3. The actuation mechanism of claim 1, wherein the first tension and the second tension are applied in a first direction and the third tension is applied in the same first direction.

4. The actuation mechanism of claim 1, wherein both the first tension and the second tension are acting in a first direction.

5. The actuation mechanism of claim 1, wherein the first input further comprises a first support and a first tension member and the second input further comprises a second support and a second tension member.

6. The actuation mechanism of claim 5, wherein the first support and the second support are pivotally mounted.

7. The actuation mechanism of claim 5, wherein a first rotational axis of the first support is parallel to and coplanar with a second rotational axis of the second support.

8. The actuation mechanism of claim 5, wherein the output further comprises an output tension member and a retaining member connected to the output tension member.

9. The actuation mechanism of claim 8, wherein when the actuation mechanism is in the inactive configuration, the retaining member is arranged in contact with a portion of the first support and the second support.

10. The actuation mechanism of claim 9, wherein in the inactive configuration, a clearance is formed between the first support and the second support, wherein the clearance is smaller than the retaining member.

11. The actuation mechanism of claim 9, wherein each of the first support and the second support has an active end and when the actuation mechanism is in the inactive configuration, the retaining member is operably coupled to the active end of at least one of the first support and the second support.

12. The actuation mechanism of claim 11, wherein a surface of the active end of at least one of the first support and the second support is complementary to a corresponding surface of the retaining member.

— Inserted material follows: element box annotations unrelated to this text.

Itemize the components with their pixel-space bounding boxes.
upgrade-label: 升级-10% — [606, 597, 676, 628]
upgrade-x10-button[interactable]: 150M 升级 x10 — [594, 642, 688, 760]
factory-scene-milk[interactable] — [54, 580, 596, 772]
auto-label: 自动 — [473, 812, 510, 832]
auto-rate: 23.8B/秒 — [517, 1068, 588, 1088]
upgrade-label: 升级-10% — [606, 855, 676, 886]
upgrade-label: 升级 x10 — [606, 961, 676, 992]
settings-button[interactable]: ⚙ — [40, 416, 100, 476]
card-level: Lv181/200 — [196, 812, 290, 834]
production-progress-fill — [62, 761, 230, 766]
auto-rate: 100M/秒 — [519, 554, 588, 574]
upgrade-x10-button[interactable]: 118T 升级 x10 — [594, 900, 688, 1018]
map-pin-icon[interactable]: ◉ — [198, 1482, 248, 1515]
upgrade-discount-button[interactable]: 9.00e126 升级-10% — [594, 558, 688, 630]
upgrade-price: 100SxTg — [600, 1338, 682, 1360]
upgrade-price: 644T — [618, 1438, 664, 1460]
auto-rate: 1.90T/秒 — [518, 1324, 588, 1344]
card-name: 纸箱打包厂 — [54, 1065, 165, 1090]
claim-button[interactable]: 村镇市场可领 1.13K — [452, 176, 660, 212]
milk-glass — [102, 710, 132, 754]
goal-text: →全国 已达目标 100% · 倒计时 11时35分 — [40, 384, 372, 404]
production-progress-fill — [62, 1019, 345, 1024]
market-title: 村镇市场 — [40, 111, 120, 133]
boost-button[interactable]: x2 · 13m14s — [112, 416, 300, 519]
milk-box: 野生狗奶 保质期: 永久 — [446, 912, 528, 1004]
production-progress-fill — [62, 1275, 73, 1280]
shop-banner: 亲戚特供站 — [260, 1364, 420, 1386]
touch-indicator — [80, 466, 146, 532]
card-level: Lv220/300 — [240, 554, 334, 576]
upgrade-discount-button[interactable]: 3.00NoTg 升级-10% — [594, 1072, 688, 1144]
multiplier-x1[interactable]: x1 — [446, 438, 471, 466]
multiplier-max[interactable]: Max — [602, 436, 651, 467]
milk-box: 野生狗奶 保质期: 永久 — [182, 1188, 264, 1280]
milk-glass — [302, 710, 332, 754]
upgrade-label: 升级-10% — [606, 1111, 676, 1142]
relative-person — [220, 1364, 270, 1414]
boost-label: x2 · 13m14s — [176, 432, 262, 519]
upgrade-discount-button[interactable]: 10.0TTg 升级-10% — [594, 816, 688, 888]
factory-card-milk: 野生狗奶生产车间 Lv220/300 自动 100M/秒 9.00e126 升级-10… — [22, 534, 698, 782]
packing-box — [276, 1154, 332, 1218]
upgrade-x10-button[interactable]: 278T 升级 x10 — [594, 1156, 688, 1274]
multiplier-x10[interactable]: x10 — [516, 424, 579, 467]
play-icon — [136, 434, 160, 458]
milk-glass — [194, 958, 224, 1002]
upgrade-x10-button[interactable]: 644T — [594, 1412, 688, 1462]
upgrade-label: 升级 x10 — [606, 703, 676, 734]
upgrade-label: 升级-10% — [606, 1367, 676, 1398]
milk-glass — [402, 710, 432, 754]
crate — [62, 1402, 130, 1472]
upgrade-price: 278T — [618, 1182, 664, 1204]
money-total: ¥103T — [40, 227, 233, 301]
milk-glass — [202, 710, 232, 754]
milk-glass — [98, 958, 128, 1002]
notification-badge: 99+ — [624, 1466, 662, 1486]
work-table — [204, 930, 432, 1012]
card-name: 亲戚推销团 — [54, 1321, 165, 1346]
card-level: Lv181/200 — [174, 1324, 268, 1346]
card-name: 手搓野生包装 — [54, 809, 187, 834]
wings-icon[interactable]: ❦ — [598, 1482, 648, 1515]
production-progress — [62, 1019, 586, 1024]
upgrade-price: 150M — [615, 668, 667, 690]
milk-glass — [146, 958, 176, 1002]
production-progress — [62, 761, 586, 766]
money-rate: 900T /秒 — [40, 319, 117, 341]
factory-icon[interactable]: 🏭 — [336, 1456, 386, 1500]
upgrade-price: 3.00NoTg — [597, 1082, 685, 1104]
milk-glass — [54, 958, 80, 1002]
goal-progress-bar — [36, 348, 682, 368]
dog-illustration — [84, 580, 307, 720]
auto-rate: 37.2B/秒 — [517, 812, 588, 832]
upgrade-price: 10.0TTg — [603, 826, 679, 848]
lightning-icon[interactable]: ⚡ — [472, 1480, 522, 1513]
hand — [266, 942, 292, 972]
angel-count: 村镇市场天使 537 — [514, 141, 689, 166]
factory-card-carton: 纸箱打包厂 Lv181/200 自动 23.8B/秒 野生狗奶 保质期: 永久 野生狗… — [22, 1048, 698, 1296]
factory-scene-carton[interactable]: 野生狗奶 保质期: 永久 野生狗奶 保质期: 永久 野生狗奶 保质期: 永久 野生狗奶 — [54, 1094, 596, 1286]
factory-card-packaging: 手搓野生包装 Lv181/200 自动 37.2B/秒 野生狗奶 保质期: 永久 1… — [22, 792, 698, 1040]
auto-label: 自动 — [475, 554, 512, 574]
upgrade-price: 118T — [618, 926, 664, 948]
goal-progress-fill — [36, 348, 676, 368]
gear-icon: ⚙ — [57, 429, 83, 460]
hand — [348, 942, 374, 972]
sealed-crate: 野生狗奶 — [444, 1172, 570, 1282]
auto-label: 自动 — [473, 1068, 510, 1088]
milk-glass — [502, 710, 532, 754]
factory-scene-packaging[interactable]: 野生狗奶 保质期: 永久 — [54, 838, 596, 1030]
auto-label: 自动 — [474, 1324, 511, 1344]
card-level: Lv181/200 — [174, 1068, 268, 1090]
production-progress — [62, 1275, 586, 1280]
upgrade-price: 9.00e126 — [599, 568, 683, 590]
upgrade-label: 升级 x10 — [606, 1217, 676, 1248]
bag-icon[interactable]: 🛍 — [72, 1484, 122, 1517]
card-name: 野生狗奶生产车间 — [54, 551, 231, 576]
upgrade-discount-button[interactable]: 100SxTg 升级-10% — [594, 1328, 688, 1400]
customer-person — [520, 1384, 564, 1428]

13. The actuation mechanism of claim 1, wherein the fire suppression system further comprises a plurality of spray nozzles and the first input is associated with a first region of the plurality of spray nozzles and the second input is associated with a second region of the plurality of spray nozzles.

14. The actuation mechanism of claim 1, wherein the fire suppression system further comprises a plurality of spray nozzles and the first input is associated with a first region of the plurality of spray nozzles and the second input is associated with the first region of the plurality of spray nozzles.

15. The actuation mechanism of claim 1, wherein the fire suppression system further comprises a sensor and a manual activation system, wherein the first input is operably coupled to the sensor and the second input is operably coupled to the manual activation system.

16. The actuation mechanism of claim 1, wherein the actuation mechanism includes a plurality of stages including a first stage and a second stage, the first input, the second input, and the output being arranged within the first stage, wherein the output is operably to an input of the second stage.

17. A method of operating an actuation mechanism of a fire suppression system comprising:

providing a first input, a second input, and an output, wherein the first input and the second input cooperate to restrict movement of the output;

removing tension from the first input; and

removing tension from the output.

18. The method of claim 17, further comprising moving the first input out of a path of movement of the output in response to removing tension from the first input.

19. The method of claim 18, wherein the first input further comprises a first tension member and a first support and moving the first input out of the path of movement of the output further comprises rotating the first support about an axis.

20. The method of claim 17, wherein the first input is associated with a first region of the fire suppression system and the second input is associated with a second region of the fire suppression system, the method further comprising activating a canister associated with the first region of the fire suppression system in response to removing tension from the output.